With the so-called global war on terror dominating public attention, another international battle — the war on drugs — often seems overlooked by comparison. Student activists nonetheless used the recent College Convention, a gathering in Manchester, New Hampshire, to press Democratic presidential candidates to repeal the Higher Education Act, a law that denies federal aid to students with a drug conviction on their record.

Tom Angell, a University of Rhode Island senior active with Students for Sensible Drug Policy (www.ssdp.org), reports that Wesley Clark, Howard Dean, Joseph Lieberman, and Dennis Kucinich backed HEA repeal. John Kerry supports a partial repeal of the measure, and John Edwards declined to take a stance. According to a news release by SSDP, which cosponsored the College Convention, Dean called the HEA a "dumb idea," adding, "If you want people to go college, you don’t prevent them because they have a drug conviction. There’s no possible sense in doing that."

About 300 students from around the country, mostly from New England, attended the College Convention, held January 6-10, to discuss progressive issues. Although the drug war may have faded into the background, Angell, 21, notes that drug policy reform has become a more mainstream issue in recent years. After starting with just a few backers, for example, SSDP has grown to consist of more than 200 high school and college chapters. The HEA, created in 1998, meanwhile, has resulted in the denial of financial aid for more than 124,000 students, says SSDP. The act is up for reauthorization this year, and repeal has the local support of the URI faculty senate and university president Robert Carothers, Angell says.

Angell, a Warwick native, says he grew concerned about drug policy as a high school student, concluding that the drug war had not only failed, but gone too far in adversely affecting people’s lives. "Once I learned they were trying to keep students out of school, I realize they’re going after me," he recalls thinking. "I’m a high school and now the drug war is [potentially] targeting me."

URI and Brown student played a prank on former drug czar Bill Bennett during the College Convention, distributing clear plastic cups with labels reading, "URINE SAMPLE: Tonight’s speaker, William Bennett — former drug czar and secretary of education — respectfully requests your participation to ensure a drug-free audience and the safety of all attendees. Please deposit your completed sample in one of the conveniently located receptacles near the room’s exists." Angell reports, "He said, ‘Please hold your applause until the end. In fact, please hold everything.’ He was definitely uncomfortable during the whole thing."

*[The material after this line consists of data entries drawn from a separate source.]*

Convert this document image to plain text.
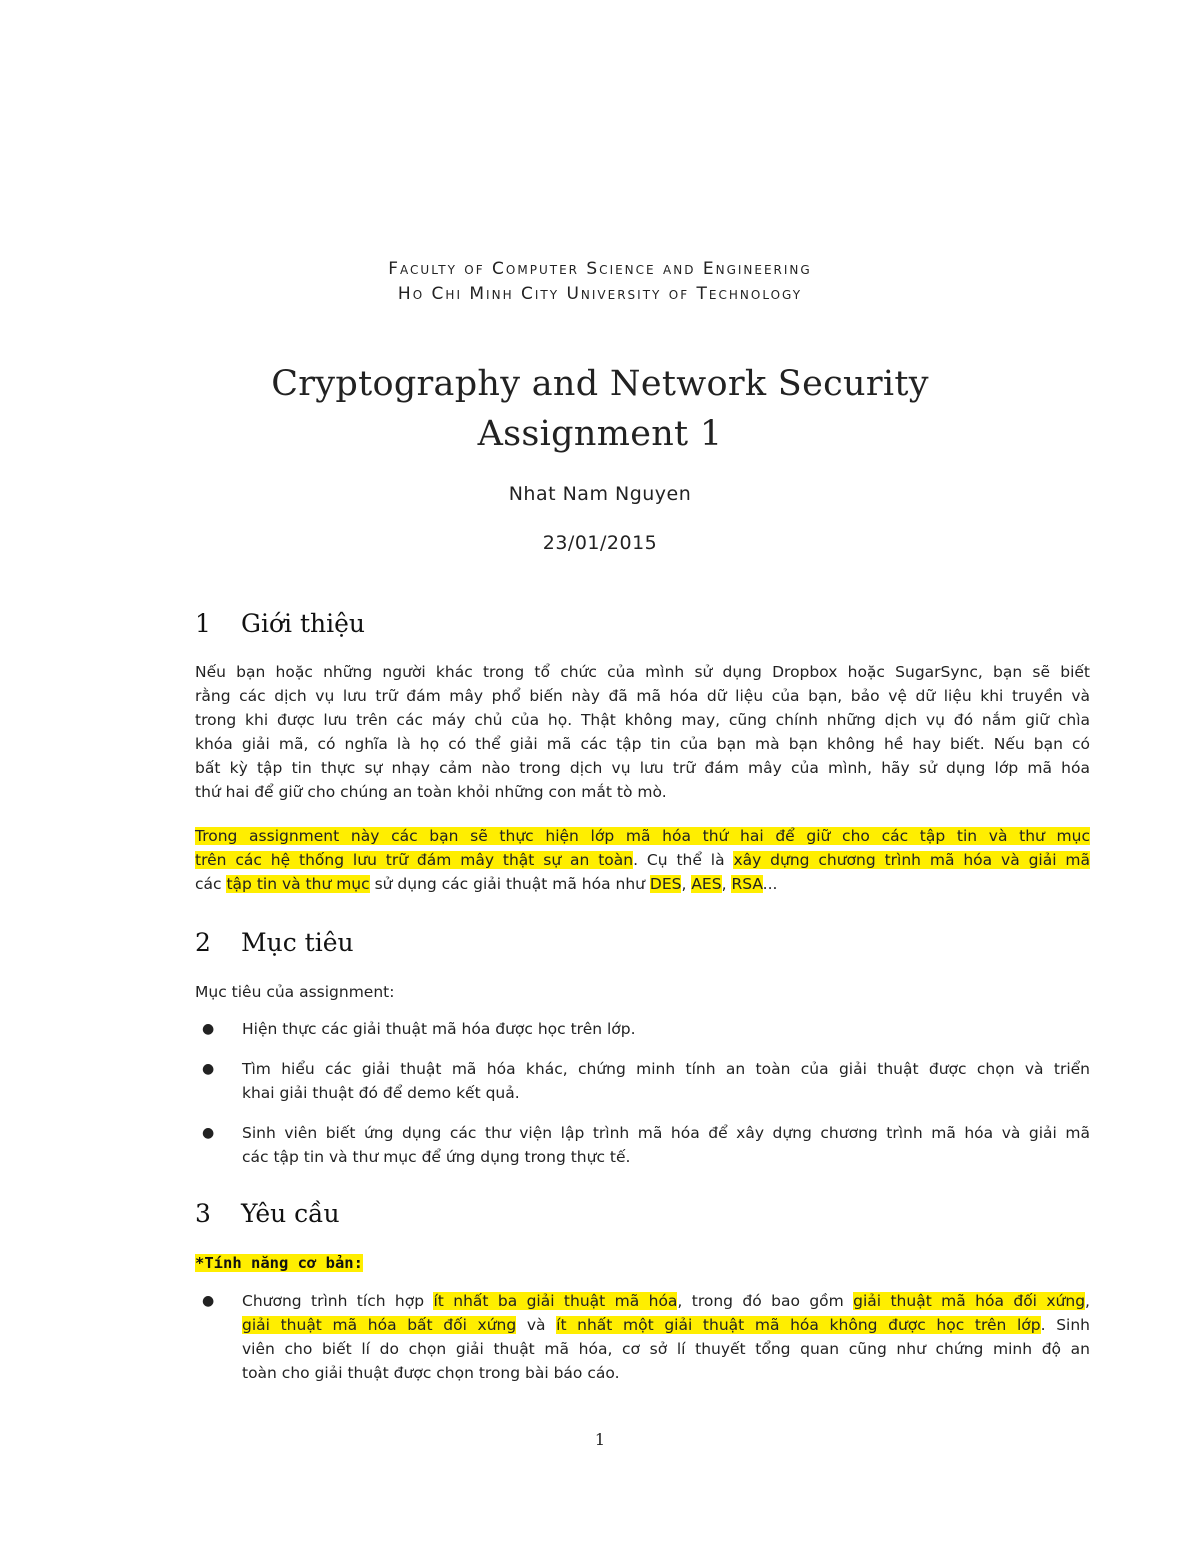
Faculty of Computer Science and Engineering
Ho Chi Minh City University of Technology
Cryptography and Network Security
Assignment 1
Nhat Nam Nguyen
23/01/2015
1 Giới thiệu
Nếu bạn hoặc những người khác trong tổ chức của mình sử dụng Dropbox hoặc SugarSync, bạn sẽ biết
rằng các dịch vụ lưu trữ đám mây phổ biến này đã mã hóa dữ liệu của bạn, bảo vệ dữ liệu khi truyền và
trong khi được lưu trên các máy chủ của họ. Thật không may, cũng chính những dịch vụ đó nắm giữ chìa
khóa giải mã, có nghĩa là họ có thể giải mã các tập tin của bạn mà bạn không hề hay biết. Nếu bạn có
bất kỳ tập tin thực sự nhạy cảm nào trong dịch vụ lưu trữ đám mây của mình, hãy sử dụng lớp mã hóa
thứ hai để giữ cho chúng an toàn khỏi những con mắt tò mò.
Trong assignment này các bạn sẽ thực hiện lớp mã hóa thứ hai để giữ cho các tập tin và thư mục
trên các hệ thống lưu trữ đám mây thật sự an toàn. Cụ thể là xây dựng chương trình mã hóa và giải mã
các tập tin và thư mục sử dụng các giải thuật mã hóa như DES, AES, RSA...
2 Mục tiêu
Mục tiêu của assignment:
● Hiện thực các giải thuật mã hóa được học trên lớp.
● Tìm hiểu các giải thuật mã hóa khác, chứng minh tính an toàn của giải thuật được chọn và triển
khai giải thuật đó để demo kết quả.
● Sinh viên biết ứng dụng các thư viện lập trình mã hóa để xây dựng chương trình mã hóa và giải mã
các tập tin và thư mục để ứng dụng trong thực tế.
3 Yêu cầu
*Tính năng cơ bản:
● Chương trình tích hợp ít nhất ba giải thuật mã hóa, trong đó bao gồm giải thuật mã hóa đối xứng,
giải thuật mã hóa bất đối xứng và ít nhất một giải thuật mã hóa không được học trên lớp. Sinh
viên cho biết lí do chọn giải thuật mã hóa, cơ sở lí thuyết tổng quan cũng như chứng minh độ an
toàn cho giải thuật được chọn trong bài báo cáo.
1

Prospects for change at the national level remain uncertain, since even Democrats like Bill Clinton have enthusiastically backed the status quo on drug policy. Although Kucinich might bring a quick end to the drug war, he’s unlikely to get the Democratic nomination. Dean, at least, told the College Convention that he’d back a drug czar with a health-care, rather than a military, background.

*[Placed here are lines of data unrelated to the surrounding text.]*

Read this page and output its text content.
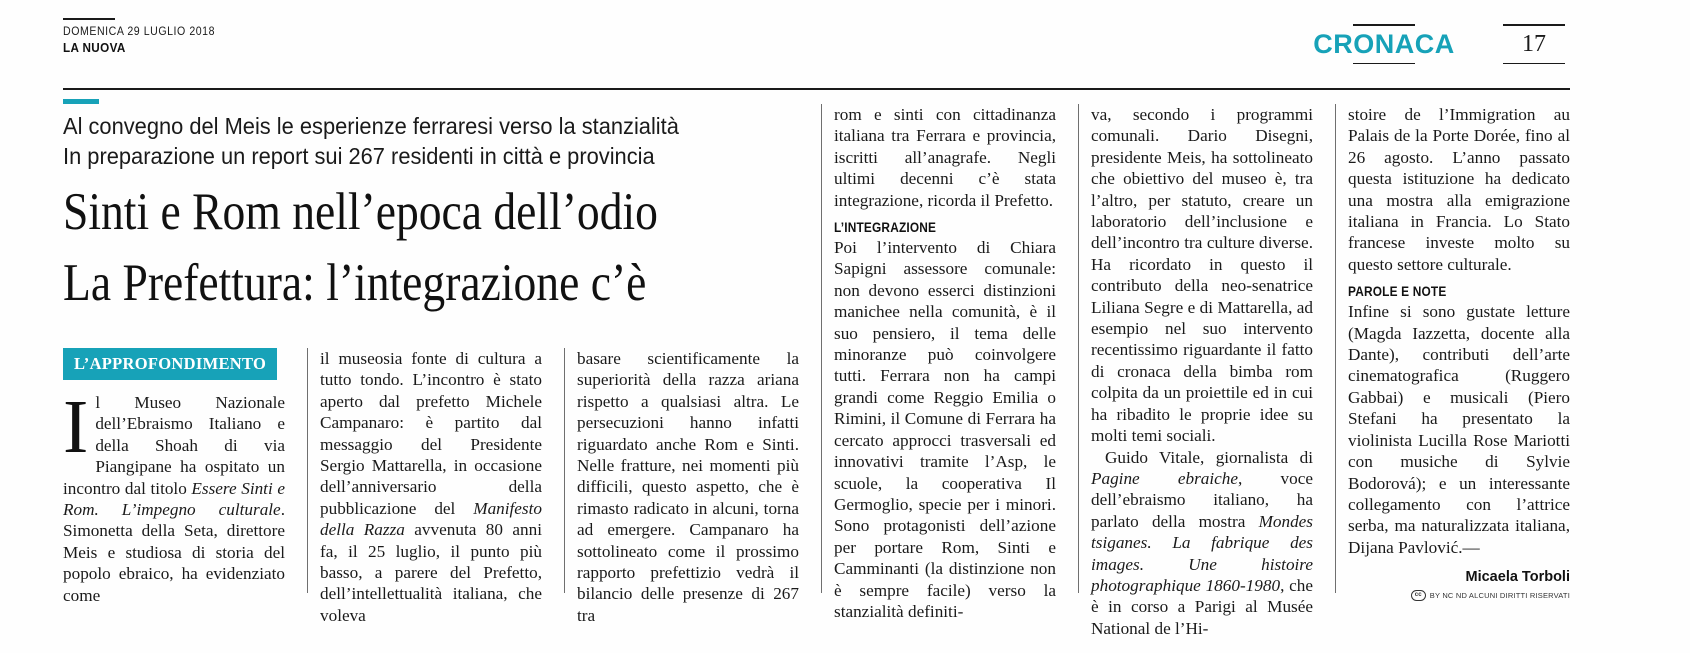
DOMENICA 29 LUGLIO 2018
LA NUOVA	CRONACA	17
Al convegno del Meis le esperienze ferraresi verso la stanzialità
In preparazione un report sui 267 residenti in città e provincia
Sinti e Rom nell’epoca dell’odio
La Prefettura: l’integrazione c’è
L’APPROFONDIMENTO
Il Museo Nazionale dell’Ebraismo Italiano e della Shoah di via Piangipane ha ospitato un incontro dal titolo Essere Sinti e Rom. L’impegno culturale. Simonetta della Seta, direttore Meis e studiosa di storia del popolo ebraico, ha evidenziato come
il museosia fonte di cultura a tutto tondo. L’incontro è stato aperto dal prefetto Michele Campanaro: è partito dal messaggio del Presidente Sergio Mattarella, in occasione dell’anniversario della pubblicazione del Manifesto della Razza avvenuta 80 anni fa, il 25 luglio, il punto più basso, a parere del Prefetto, dell’intellettualità italiana, che voleva
basare scientificamente la superiorità della razza ariana rispetto a qualsiasi altra. Le persecuzioni hanno infatti riguardato anche Rom e Sinti. Nelle fratture, nei momenti più difficili, questo aspetto, che è rimasto radicato in alcuni, torna ad emergere. Campanaro ha sottolineato come il prossimo rapporto prefettizio vedrà il bilancio delle presenze di 267 tra
rom e sinti con cittadinanza italiana tra Ferrara e provincia, iscritti all’anagrafe. Negli ultimi decenni c’è stata integrazione, ricorda il Prefetto.
L’INTEGRAZIONE
Poi l’intervento di Chiara Sapigni assessore comunale: non devono esserci distinzioni manichee nella comunità, è il suo pensiero, il tema delle minoranze può coinvolgere tutti. Ferrara non ha campi grandi come Reggio Emilia o Rimini, il Comune di Ferrara ha cercato approcci trasversali ed innovativi tramite l’Asp, le scuole, la cooperativa Il Germoglio, specie per i minori. Sono protagonisti dell’azione per portare Rom, Sinti e Camminanti (la distinzione non è sempre facile) verso la stanzialità definiti-
va, secondo i programmi comunali. Dario Disegni, presidente Meis, ha sottolineato che obiettivo del museo è, tra l’altro, per statuto, creare un laboratorio dell’inclusione e dell’incontro tra culture diverse. Ha ricordato in questo il contributo della neo-senatrice Liliana Segre e di Mattarella, ad esempio nel suo intervento recentissimo riguardante il fatto di cronaca della bimba rom colpita da un proiettile ed in cui ha ribadito le proprie idee su molti temi sociali.
Guido Vitale, giornalista di Pagine ebraiche, voce dell’ebraismo italiano, ha parlato della mostra Mondes tsiganes. La fabrique des images. Une histoire photographique 1860-1980, che è in corso a Parigi al Musée National de l’Hi-
stoire de l’Immigration au Palais de la Porte Dorée, fino al 26 agosto. L’anno passato questa istituzione ha dedicato una mostra alla emigrazione italiana in Francia. Lo Stato francese investe molto su questo settore culturale.
PAROLE E NOTE
Infine si sono gustate letture (Magda Iazzetta, docente alla Dante), contributi dell’arte cinematografica (Ruggero Gabbai) e musicali (Piero Stefani ha presentato la violinista Lucilla Rose Mariotti con musiche di Sylvie Bodorová); e un interessante collegamento con l’attrice serba, ma naturalizzata italiana, Dijana Pavlović.—
Micaela Torboli
cc	BY NC ND ALCUNI DIRITTI RISERVATI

Meanwhile, a study commissioned by the National Institute on Drug Abuse found that the multi-million dollar advertising effort of the White House anti-drug office has had little effect in swaying the views of American teenagers, adage.com recently reported. The Web site noted that the White House Office of National Drug Control Policy (ONDCP) spends in the neighborhood of $150 million a year on advertising. The NIDA report, meanwhile, indicates that ONDCP’s ad campaigns had a "favorable effect" on parents, but not on children, whose illicit drug use is the target of the ads.